Magnus si arrese. «È sicuramente il mio culto, non è così?» Fece una

pausa. «Spero che l’altare sia un’aggiunta posteriore.»

«Forse no» disse Alec. «Potrebbe esserci un altro stregone che

vorrebbe un angolo bar accanto all’altare sacrificale.»

«Be’, se è così, dovrebbe presentarsi» commentò Magnus. «Penso

che andremmo d’accordo.»

Nella fretta di andarsene, il culto aveva lasciato un gran disordine.

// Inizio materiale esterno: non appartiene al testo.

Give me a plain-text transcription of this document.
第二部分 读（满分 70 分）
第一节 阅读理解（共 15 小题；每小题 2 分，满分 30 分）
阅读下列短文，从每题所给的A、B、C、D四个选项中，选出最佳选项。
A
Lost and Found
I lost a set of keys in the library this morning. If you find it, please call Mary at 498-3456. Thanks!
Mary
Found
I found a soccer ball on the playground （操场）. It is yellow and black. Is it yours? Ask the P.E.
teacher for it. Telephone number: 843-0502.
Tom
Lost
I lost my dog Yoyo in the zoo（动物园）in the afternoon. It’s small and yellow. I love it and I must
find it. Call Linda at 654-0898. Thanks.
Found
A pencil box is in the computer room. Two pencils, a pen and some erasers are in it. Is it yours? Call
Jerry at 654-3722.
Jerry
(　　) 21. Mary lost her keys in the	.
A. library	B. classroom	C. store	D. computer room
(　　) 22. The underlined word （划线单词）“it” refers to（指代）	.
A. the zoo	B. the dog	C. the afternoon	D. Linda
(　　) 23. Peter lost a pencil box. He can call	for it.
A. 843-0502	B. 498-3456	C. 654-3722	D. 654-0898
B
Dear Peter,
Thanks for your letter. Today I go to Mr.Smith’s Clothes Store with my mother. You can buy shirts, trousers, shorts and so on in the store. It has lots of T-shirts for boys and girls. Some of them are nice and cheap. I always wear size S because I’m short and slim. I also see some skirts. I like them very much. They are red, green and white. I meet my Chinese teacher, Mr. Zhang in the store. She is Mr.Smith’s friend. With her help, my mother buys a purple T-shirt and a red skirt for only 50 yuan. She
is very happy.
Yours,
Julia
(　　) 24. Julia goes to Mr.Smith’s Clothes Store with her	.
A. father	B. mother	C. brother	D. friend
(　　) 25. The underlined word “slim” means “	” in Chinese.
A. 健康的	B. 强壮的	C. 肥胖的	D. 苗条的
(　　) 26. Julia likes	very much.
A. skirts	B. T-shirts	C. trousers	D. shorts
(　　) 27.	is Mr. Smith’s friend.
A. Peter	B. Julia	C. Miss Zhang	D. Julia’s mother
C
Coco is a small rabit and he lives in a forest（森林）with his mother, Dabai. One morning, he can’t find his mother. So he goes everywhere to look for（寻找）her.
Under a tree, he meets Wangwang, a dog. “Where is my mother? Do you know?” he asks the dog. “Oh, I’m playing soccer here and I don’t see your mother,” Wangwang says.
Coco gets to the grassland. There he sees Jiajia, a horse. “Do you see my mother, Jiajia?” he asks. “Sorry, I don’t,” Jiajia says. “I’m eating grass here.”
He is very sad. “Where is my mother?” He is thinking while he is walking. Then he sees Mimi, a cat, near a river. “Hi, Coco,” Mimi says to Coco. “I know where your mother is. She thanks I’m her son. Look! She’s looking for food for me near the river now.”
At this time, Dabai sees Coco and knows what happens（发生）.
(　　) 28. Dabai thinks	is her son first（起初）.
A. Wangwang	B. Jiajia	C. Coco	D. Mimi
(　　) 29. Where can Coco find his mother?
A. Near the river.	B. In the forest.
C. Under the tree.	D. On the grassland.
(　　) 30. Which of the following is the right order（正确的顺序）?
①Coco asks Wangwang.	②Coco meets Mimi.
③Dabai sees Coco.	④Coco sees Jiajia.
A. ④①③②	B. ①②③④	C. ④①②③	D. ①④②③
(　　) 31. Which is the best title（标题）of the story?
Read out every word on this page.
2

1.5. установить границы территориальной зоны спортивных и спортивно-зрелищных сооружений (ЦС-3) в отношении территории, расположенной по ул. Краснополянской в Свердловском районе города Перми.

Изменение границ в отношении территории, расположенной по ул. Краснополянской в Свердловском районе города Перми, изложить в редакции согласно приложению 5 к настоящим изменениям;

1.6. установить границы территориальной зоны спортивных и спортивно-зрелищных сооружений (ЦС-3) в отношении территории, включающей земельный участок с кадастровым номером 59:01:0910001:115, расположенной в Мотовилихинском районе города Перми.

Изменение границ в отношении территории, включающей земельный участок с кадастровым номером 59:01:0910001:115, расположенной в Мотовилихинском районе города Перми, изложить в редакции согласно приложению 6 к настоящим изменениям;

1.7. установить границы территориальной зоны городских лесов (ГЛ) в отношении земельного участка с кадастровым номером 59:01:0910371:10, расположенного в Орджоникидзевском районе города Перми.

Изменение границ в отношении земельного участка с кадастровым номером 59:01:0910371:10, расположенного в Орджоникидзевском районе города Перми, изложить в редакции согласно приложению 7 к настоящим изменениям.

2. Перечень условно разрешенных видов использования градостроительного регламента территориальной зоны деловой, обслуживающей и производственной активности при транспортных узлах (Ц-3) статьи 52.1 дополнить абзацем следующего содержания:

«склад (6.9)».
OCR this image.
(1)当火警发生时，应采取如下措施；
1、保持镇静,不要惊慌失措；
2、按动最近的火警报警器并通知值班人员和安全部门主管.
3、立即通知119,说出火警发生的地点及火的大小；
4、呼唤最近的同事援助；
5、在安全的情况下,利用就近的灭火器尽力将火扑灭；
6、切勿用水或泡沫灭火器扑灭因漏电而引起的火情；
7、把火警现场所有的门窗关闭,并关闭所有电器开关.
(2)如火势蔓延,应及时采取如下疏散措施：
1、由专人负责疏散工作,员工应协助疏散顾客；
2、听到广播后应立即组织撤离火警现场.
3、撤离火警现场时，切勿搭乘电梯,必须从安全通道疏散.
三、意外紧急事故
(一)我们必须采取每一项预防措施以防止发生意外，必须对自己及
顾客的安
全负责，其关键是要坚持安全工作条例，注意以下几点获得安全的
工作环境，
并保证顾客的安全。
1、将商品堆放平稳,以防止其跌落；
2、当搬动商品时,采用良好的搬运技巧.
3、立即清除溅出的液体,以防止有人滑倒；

Metà delle panche erano rovesciate, il pavimento era in gran parte

ricoperto di spazzatura e in una buca per il fuoco c’era una pila di

detriti quasi interamente bruciati.

A un certo punto il fuoco doveva essere sfuggito di mano,

divampando fuori dalla cavità, perché alcune panche nei pressi erano

carbonizzate. Magnus andò dietro il bancone. Un sacco di liquori, ma

niente ghiaccio, frutta né altre guarnizioni. Si versò tre dita dell’amaro

più amaro che gli riuscì di trovare e lo sorseggiò con rabbia

camminando su e giù.

I ricordi erano forme potenti di magia. Ogni cosa nell’universo li

aveva, persino gli eventi, i luoghi e gli oggetti. Ecco come nascevano i

fantasmi da momenti particolarmente tragici, ecco perché le case

diventavano infestate. Magnus era disposto a scommettere che un

santuario dedicato all’adorazione dei demoni, in cui si erano svolti riti

sacrificali, avrebbe rivelato la sua bella dose di ricordi potenti da cui

avrebbero potuto ottenere degli indizi.

Camminò in cerchio attorno al perimetro del santuario e si mise a

salmodiare. Teneva le braccia allargate e dalla punta delle dita si

irradiava una scia sfavillante di foschia bianca.